Cette nuit allait être la dernière, où les deux amis pourraient partager le même lit, comme à leurs jeunes années, Paddy et Magellan se trouvant séparés pour l’année à venir, et ce au minimum. Car même si tous deux continuaient leurs études sur le campus impérial, ils ne seraient plus logés dans la même chambre ni le même bâtiment. Et alors que la formation de Paddy l’emmènerait très vite sur le terrain, puis sur le champ de bataille, pour des missions toujours plus périlleuses, celle de Magellan le ferait rester plusieurs années au sein de l’académie, afin d’apprendre les nombreuses disciplines nécessaires à l’exercice de la médecine, avant de partir à son tour sur le terrain comme officier médical. Mais comme tous ces camarades, Magellan espérait secrètement que son meilleur ami arrêterait de s’entêter à vouloir suivre les traces de Lucas, son premier amour, duquel il n’était toujours pas guéri. Il en avait toujours voulu à Lucas d’avoir brisé le cœur de son ami en ne s’étant jamais rendu compte des sentiments profonds de Paddy envers lui, ce dernier n’ayant, jusqu’à récemment, d’yeux que pour Lucinda. Désormais, tout ce que désirait Magellan fut que son meilleur ami trouve le bonheur, et il savait que pour ce faire, il devrait s’éloigner aussi loin que possible de cet Empire de malheur.
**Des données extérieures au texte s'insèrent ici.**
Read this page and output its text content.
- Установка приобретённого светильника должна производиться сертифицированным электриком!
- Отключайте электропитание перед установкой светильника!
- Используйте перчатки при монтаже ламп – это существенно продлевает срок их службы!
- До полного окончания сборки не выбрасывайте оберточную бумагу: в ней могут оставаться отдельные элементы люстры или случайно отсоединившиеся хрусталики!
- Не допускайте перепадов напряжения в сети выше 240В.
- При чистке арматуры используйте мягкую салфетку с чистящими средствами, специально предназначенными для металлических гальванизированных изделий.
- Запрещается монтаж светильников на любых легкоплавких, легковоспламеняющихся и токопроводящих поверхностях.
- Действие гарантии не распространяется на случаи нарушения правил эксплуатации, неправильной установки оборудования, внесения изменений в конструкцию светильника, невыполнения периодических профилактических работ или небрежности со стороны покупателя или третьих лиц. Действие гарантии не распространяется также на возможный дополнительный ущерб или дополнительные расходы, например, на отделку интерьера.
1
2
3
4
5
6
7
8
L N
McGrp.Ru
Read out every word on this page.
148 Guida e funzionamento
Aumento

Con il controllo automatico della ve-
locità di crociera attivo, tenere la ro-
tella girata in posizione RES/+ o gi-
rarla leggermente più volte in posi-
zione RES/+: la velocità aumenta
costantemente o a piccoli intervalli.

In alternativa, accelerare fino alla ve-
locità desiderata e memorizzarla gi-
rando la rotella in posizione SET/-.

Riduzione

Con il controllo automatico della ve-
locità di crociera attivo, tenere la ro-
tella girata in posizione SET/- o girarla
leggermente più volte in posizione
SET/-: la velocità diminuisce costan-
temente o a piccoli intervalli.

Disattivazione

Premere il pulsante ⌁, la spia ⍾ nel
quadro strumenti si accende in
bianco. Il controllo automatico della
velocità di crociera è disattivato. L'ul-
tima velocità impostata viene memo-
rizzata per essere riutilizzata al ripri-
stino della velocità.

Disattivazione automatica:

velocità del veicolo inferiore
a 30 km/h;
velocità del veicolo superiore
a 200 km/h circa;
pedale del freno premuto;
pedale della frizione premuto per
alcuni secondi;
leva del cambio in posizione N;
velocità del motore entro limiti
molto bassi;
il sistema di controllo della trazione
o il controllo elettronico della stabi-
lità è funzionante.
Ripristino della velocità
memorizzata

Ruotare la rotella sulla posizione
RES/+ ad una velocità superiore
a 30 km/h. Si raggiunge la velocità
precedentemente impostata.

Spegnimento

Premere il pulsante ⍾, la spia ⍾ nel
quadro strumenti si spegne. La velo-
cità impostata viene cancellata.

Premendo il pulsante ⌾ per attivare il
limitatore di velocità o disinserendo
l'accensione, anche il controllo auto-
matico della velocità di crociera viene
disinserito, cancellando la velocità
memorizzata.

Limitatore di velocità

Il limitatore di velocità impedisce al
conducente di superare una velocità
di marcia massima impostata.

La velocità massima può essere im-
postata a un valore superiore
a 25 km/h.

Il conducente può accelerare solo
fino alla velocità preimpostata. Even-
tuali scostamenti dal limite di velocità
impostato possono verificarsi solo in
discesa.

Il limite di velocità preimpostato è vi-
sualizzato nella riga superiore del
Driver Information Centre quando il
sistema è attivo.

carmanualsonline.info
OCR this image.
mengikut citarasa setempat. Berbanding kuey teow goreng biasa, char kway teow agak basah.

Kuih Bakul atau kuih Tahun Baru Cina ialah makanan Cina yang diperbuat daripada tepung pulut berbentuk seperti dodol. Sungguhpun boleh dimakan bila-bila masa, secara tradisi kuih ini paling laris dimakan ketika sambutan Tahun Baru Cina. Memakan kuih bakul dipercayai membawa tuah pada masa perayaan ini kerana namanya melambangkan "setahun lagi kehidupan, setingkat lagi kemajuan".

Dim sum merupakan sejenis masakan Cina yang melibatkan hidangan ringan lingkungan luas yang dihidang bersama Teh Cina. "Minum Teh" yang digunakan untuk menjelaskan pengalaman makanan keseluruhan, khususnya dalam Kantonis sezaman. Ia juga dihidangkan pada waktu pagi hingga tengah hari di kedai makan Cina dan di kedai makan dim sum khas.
Paddy avait fini par s’endormir dans ses bras, épuisé de nouveau par ses larmes, et bercé par les mouvements de ce train les conduisant de nouveau vers le campus de l’Académie impériale. Il ne savait pas si sur la couchette en face de la leur, Caleb et Avery dormaient, qu’ils remercieraient toujours d’avoir partagé leur famille avec son si précieux ami.
Il chuchota alors à l’oreille de son compagnon de toujours.
— Dors, mon gentil Paddy, ton chevalier Tortue pour toujours te protègera.